Les graines que vous avez déjà chez vous
Certains des légumes que vous achetez au marché contiennent des graines que vous pouvez utiliser si vous les nettoyez. Comme les variétés hybrides ne sont pas reproductibles, privilégiez les légumes bio et les variétés anciennes. Ce n’est pas toujours facile de savoir d’où viennent les légumes et le succès ne sera pas toujours au rendez-vous…. mais ça ne coûte rien d’essayer, au contraire !
Les graines que vous pouvez utiliser sont :
- tomates, poivrons, aubergines…
- courges, courgettes, melons, pastèques
- kiwis, citrons
- nombreux fruits à noyau : prunes, pêches, abricots, avocats… croissance lente mais décorative !
- des choses qui ne sont pas vraiment des graines mais très facile à cultiver : fèves, haricots (nains par exemple), pois (mangetout par exemple).
En gros je recommande de planter toutes les graines, noyaux et pépins que vous trouvez dans vos légumes avant de les cuisiner ! Mais si vous voulez des résultats rapides, ce sont les légumineuses qui ont les meilleures chances de réussite.
Les plantes que vous pouvez trouver dehors :
Vous pouvez prélever la tige de ces plantes et la plonger dans l’eau pour qu’elle fasse de nouvelles racines, que vous mettrez en pot ensuite. Vous obtiendrez un clone du plant-mère.
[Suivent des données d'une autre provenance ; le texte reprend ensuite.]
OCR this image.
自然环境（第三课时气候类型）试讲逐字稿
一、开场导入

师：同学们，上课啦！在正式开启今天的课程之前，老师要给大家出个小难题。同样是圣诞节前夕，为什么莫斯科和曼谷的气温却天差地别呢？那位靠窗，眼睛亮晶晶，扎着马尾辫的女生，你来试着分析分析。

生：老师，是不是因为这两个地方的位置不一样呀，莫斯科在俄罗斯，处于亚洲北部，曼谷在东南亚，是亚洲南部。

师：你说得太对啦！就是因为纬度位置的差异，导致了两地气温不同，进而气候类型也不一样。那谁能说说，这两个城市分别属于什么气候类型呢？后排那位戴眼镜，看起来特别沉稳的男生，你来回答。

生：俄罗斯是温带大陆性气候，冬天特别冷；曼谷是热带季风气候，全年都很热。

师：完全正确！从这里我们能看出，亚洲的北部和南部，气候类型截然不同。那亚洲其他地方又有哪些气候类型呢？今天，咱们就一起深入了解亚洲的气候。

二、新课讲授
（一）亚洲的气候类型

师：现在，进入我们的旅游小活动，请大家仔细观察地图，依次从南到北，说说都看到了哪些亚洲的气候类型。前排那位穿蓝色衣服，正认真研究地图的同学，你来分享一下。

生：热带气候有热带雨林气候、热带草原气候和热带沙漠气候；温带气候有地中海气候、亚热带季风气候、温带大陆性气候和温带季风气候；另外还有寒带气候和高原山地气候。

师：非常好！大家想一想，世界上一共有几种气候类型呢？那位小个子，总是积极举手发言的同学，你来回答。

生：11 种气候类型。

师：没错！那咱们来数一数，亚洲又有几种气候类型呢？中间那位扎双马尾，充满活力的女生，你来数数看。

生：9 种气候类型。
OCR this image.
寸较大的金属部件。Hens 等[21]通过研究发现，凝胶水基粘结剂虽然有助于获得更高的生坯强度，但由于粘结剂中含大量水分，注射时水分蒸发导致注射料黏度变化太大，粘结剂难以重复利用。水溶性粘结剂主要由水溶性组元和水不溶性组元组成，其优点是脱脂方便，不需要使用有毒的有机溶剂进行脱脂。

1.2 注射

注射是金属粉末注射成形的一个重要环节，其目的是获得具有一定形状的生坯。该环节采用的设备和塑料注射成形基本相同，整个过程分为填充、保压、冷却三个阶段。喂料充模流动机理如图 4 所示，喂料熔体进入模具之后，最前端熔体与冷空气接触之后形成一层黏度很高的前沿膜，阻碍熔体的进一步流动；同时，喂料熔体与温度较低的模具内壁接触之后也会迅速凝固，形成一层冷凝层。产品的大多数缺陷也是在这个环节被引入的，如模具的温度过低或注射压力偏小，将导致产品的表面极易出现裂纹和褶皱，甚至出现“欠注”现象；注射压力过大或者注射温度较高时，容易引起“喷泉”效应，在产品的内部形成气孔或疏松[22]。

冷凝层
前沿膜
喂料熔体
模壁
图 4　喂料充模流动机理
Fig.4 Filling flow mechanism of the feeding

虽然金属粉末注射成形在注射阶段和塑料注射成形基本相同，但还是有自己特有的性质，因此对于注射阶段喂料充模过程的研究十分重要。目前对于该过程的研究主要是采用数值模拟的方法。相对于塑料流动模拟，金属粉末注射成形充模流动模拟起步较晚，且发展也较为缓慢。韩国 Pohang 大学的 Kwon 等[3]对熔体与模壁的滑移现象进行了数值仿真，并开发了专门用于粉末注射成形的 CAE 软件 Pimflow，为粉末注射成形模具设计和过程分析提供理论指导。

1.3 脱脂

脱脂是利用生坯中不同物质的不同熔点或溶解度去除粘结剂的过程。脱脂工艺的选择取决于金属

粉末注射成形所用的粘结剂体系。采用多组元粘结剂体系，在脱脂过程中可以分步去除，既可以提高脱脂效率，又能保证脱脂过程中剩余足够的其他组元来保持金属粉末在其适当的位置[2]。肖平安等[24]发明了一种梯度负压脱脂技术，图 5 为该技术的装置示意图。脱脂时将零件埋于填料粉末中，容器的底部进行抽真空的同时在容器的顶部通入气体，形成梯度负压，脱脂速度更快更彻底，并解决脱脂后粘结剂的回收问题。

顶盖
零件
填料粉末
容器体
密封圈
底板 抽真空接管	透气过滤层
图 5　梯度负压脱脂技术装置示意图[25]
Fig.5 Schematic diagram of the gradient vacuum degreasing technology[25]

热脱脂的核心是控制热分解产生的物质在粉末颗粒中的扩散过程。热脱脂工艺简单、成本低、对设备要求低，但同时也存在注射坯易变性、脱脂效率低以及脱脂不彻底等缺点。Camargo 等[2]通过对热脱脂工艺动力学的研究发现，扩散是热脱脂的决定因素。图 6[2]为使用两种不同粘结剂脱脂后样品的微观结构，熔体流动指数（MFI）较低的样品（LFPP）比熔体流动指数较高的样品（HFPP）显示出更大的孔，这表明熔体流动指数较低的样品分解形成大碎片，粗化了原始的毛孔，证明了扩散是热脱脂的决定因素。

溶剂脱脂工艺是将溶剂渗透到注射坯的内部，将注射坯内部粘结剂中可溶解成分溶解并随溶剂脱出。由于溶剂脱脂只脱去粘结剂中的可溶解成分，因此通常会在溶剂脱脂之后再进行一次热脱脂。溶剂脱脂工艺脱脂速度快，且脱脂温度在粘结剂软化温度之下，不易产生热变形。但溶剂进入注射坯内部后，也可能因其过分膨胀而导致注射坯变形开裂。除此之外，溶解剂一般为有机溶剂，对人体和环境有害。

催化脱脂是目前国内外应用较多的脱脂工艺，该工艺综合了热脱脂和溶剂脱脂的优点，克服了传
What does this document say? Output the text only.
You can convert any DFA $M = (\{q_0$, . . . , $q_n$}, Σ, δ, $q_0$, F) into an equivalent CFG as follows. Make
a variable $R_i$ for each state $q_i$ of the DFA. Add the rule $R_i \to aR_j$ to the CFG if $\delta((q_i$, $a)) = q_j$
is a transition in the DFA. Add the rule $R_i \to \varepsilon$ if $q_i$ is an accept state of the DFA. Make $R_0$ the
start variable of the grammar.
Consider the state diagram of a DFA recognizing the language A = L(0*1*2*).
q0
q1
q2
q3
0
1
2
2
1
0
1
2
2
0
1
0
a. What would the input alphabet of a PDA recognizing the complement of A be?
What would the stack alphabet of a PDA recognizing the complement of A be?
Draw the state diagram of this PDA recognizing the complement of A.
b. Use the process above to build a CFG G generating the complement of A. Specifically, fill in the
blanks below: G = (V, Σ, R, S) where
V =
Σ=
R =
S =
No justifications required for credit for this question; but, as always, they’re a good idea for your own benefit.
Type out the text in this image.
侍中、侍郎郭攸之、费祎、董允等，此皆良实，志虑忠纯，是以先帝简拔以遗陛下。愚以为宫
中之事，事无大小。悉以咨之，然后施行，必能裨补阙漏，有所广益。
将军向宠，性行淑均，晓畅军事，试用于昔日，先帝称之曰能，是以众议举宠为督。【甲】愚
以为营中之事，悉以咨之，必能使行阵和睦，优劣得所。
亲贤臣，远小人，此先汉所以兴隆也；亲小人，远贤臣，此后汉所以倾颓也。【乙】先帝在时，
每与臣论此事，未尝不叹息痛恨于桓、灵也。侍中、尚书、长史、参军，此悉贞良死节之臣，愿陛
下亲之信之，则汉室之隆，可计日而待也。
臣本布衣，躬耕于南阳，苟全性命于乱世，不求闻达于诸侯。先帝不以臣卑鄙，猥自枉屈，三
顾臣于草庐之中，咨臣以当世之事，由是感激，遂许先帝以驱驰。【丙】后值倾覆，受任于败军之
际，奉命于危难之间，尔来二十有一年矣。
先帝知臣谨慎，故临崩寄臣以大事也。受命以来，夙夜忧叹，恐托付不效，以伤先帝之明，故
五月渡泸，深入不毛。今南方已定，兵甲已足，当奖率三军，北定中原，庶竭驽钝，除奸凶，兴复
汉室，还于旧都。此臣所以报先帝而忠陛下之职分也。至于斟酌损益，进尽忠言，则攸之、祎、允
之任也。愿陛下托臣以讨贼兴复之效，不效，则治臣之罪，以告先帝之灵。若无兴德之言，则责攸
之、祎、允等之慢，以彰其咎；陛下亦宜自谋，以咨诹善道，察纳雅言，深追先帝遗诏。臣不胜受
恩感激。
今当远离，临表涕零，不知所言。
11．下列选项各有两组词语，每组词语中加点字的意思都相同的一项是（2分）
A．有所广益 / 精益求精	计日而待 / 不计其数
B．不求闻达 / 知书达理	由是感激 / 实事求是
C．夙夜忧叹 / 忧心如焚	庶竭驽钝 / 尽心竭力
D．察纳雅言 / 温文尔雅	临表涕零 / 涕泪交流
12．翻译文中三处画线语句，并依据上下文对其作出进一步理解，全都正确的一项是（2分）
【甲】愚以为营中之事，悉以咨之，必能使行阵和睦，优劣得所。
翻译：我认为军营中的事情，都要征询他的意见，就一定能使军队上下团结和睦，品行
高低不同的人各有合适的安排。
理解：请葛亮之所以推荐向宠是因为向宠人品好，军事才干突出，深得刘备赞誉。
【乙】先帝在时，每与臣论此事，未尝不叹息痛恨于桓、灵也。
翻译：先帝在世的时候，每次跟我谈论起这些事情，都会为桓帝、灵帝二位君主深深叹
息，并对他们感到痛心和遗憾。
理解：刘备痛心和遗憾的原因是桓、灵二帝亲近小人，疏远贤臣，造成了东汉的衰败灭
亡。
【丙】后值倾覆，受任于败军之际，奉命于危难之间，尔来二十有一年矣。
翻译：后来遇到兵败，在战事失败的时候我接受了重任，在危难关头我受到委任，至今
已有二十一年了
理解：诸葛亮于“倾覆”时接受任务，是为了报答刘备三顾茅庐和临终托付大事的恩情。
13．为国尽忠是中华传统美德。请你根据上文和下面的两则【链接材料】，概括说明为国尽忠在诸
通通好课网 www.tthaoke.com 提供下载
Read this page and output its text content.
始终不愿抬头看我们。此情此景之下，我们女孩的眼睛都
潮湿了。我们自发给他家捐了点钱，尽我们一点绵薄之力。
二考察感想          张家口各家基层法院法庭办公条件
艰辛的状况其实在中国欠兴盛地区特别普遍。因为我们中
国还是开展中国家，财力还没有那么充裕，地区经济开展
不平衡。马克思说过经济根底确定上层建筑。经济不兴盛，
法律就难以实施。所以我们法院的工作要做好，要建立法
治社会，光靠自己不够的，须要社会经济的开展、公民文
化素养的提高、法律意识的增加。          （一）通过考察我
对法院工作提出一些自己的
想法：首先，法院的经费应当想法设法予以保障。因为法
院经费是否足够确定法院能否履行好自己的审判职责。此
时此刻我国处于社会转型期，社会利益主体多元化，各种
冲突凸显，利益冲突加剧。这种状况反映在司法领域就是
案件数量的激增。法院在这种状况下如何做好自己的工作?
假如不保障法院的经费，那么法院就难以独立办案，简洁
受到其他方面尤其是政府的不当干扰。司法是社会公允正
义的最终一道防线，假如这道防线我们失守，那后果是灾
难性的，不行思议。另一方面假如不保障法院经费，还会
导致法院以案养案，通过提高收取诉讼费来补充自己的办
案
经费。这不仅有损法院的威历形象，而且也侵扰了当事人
- thym, romarin, menthe, basilic
- groseillier
- cassissier
- framboisier
Des graines pour potager d’intérieur
Si vous pouvez acquérir des sachets de graines, voici celles que vous pouvez planter en pot :
- toutes les herbes aromatiques
- fraises
- épinards, blettes, laitues
- carottes, salsifis (dans des pots profonds), radis, navets
- haricots et pois (leur prévoir de quoi s’accrocher)
- fèves
- tomates, poivrons, piments, aubergines (les tomates-cerise et les petits poivrons type « Mini-Bell » marchent mieux mais dans tous les cas ces cultures ont besoin de grands contenants.
- souci, oeillet d’Inde, capucine : ces fleurs sont belles et comestibles !
Certaines plantes sont perpétuelles, soit parce qu’elles restent en place pendant l’hiver, soit parce qu’elles repoussent indéfiniment. Comme vous jardinez en pot, voici quelques exemples de la seconde catégorie :
- mâche perpétuelle
- basilic perpétuel
- ail rocambole
- oignon rocambole
RECYCLEZ TOUT !
Confinement ou pas, dans la démarche permaculturelle on essaie de réutiliser au mieux et autant de fois que possible nos déchets. Voici quelques exemples applicables chez vous.
Epluchures
Pommes de terre, topinambours, panais, carottes, choux, pommes, poires… :
La peau des aliments est très riche en vitamines, c’est dommage de la mettre au compost. Elle aussi très riche en pesticides donc faites-le seulement avec des fruits et légumes bio !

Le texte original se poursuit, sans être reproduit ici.